Hacker News new | ask | show | jobs
by Someone 390 days ago
Fun article, but the resulting code is extremely brittle:

- assumes x86_64

- makes the invalid assumption that functions get compiled into a contiguous range of bytes (I’m not aware of any compiler that violates that, but especially with profile-guided optimization or compilers that try to minimize program size, that may not be true, and there is nothing in the standard that guarantees it)
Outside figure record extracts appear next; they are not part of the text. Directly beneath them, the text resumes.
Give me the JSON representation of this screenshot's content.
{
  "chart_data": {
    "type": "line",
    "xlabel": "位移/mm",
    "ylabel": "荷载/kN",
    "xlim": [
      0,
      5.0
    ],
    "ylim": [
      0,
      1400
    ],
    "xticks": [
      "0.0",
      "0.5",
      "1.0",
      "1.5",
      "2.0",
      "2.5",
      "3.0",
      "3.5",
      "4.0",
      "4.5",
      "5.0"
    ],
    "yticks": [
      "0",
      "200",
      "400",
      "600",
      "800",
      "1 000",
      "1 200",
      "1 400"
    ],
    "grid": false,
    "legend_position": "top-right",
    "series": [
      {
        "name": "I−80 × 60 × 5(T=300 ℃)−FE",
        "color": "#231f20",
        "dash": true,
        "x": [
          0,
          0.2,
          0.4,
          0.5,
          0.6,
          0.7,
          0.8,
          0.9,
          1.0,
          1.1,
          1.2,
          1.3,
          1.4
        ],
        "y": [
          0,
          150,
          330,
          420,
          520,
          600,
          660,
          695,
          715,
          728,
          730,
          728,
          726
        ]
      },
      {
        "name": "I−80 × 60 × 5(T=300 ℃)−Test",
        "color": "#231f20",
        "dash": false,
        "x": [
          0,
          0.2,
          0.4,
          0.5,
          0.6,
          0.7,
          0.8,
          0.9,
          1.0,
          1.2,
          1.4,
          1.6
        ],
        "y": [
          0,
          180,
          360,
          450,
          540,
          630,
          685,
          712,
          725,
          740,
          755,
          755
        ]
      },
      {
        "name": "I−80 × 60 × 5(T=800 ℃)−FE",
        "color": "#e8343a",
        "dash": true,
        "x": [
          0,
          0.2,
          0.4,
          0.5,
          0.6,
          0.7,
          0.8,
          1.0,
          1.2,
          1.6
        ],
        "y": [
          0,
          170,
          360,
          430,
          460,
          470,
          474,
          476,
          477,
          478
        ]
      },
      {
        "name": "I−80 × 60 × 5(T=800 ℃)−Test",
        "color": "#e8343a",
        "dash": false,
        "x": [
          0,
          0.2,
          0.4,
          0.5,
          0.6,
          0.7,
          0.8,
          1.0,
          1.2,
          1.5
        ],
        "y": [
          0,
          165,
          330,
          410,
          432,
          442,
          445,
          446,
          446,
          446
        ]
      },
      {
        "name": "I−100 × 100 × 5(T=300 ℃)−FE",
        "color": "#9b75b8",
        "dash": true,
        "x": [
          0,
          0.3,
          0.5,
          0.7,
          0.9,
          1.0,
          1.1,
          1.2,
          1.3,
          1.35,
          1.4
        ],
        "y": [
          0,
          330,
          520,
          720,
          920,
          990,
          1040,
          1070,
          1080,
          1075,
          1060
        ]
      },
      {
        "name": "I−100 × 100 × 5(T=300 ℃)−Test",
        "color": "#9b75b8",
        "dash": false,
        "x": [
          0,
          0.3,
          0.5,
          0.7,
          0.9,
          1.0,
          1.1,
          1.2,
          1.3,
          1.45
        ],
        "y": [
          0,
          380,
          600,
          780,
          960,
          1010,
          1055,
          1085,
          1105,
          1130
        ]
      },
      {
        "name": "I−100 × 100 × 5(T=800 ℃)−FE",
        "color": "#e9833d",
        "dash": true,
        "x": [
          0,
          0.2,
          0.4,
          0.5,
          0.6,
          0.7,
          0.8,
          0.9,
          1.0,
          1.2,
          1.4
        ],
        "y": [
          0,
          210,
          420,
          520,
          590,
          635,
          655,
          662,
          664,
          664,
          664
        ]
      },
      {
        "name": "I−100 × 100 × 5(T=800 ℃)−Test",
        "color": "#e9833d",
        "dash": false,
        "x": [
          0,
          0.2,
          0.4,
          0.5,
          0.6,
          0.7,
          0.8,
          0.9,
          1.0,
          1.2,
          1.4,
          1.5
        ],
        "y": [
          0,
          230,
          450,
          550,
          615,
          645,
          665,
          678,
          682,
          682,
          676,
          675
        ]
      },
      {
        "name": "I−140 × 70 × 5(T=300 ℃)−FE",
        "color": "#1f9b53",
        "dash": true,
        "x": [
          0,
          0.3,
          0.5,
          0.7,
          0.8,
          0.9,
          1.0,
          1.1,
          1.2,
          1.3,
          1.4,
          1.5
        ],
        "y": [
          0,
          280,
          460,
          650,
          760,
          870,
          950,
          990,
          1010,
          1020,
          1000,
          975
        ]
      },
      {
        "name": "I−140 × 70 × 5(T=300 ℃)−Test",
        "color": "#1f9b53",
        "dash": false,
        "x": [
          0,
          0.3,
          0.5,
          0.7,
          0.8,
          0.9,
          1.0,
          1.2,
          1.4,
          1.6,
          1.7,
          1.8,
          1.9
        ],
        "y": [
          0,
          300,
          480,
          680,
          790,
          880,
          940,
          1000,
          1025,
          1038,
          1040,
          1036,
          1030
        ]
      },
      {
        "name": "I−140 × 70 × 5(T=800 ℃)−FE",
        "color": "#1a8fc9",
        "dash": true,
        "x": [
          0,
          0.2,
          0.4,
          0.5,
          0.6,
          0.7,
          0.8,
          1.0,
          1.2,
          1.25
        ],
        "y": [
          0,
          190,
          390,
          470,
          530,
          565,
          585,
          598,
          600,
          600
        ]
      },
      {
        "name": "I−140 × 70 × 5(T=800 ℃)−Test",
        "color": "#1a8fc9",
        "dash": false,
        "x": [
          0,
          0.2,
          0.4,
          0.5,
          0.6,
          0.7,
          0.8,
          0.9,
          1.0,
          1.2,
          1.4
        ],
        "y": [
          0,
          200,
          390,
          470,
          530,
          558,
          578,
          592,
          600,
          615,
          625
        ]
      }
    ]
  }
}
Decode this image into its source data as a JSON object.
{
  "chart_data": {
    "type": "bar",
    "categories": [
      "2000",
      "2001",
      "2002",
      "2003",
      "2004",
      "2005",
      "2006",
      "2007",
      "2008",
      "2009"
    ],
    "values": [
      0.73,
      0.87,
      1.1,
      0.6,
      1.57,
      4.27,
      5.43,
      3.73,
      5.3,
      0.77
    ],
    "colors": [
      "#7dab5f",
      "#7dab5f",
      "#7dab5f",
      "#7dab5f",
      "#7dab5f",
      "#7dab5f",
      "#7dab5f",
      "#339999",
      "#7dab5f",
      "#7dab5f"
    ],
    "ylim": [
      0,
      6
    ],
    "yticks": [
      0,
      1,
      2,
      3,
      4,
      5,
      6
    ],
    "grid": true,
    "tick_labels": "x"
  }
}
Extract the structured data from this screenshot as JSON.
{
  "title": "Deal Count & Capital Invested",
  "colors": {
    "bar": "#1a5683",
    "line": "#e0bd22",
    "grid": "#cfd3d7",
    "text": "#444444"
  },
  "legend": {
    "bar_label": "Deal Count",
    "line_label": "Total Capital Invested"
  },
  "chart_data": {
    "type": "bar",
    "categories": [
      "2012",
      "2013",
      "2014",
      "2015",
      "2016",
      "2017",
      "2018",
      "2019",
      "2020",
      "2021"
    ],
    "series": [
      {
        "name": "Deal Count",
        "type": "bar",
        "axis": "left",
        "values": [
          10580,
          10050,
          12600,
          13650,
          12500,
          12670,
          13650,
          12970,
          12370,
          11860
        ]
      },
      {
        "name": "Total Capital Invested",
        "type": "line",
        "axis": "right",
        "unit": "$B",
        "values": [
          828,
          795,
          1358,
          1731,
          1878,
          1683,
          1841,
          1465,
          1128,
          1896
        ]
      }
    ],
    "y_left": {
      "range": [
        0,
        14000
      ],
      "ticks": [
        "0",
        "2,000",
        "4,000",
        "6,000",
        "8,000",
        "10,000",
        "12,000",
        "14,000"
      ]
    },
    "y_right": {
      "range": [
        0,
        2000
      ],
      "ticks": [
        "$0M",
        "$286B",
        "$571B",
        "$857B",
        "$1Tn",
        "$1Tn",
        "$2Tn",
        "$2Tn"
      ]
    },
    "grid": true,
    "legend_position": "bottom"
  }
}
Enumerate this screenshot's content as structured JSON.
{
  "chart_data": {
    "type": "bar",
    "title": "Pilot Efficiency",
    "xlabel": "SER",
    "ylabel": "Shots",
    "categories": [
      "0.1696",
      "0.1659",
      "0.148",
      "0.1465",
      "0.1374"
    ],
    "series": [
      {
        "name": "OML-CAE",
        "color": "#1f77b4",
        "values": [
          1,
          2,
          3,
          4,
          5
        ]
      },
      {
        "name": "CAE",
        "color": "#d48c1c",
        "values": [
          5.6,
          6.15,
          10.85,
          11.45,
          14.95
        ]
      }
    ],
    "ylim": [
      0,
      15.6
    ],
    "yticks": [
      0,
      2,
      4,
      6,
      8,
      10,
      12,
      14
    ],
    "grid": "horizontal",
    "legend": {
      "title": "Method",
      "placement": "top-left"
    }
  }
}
- assumes (as the article acknowledges) that “to determine the length of foo(), we added an empty function, bar(), that immediately follows foo(). By subtracting the address of bar() from foo() we can determine the length in bytes of foo().”. Even simple “all functions align at cache lines” slightly violates that, and I can see a compiler or a linker move the otherwise unused bar away from foo for various reasons.

- makes assumptions about the OS it is running on.

- makes assumptions about the instructions that its source code gets compiled into. For example, in the original example, a sufficiently smart compiler could compile

  void foo(void) {
    int i=0;
    i++;
    printf("i: %d\n", i);
  }
as

  void foo(void) {
    printf("1\n");
  }
or maybe even

  void foo(void) {
    puts("1");
  }
Changing compiler flags can already break this program.

Also, why does this example work without flushing the instruction cache after modifying the code?

4 comments

For the mainstream OSes (Windows, OSX, Linux Android) You don't need to flush the instruction cache on most x86 CPUs after modifying the code segment dynamically, but you do on ARM and MIPS.

This has burned me before while writing a binary packer for Android.

The author clearly explained that the whole article is more a demonstration for illustrative purposes than anything else.

> Changing compiler flags can already break this program.

That's not the point of the article.

They check all those assumptions by disassembling the code.
> self-modifying code > brittle

I mean that is to be very much expected, unless someone comes up with a programming language that fully embraces the concept.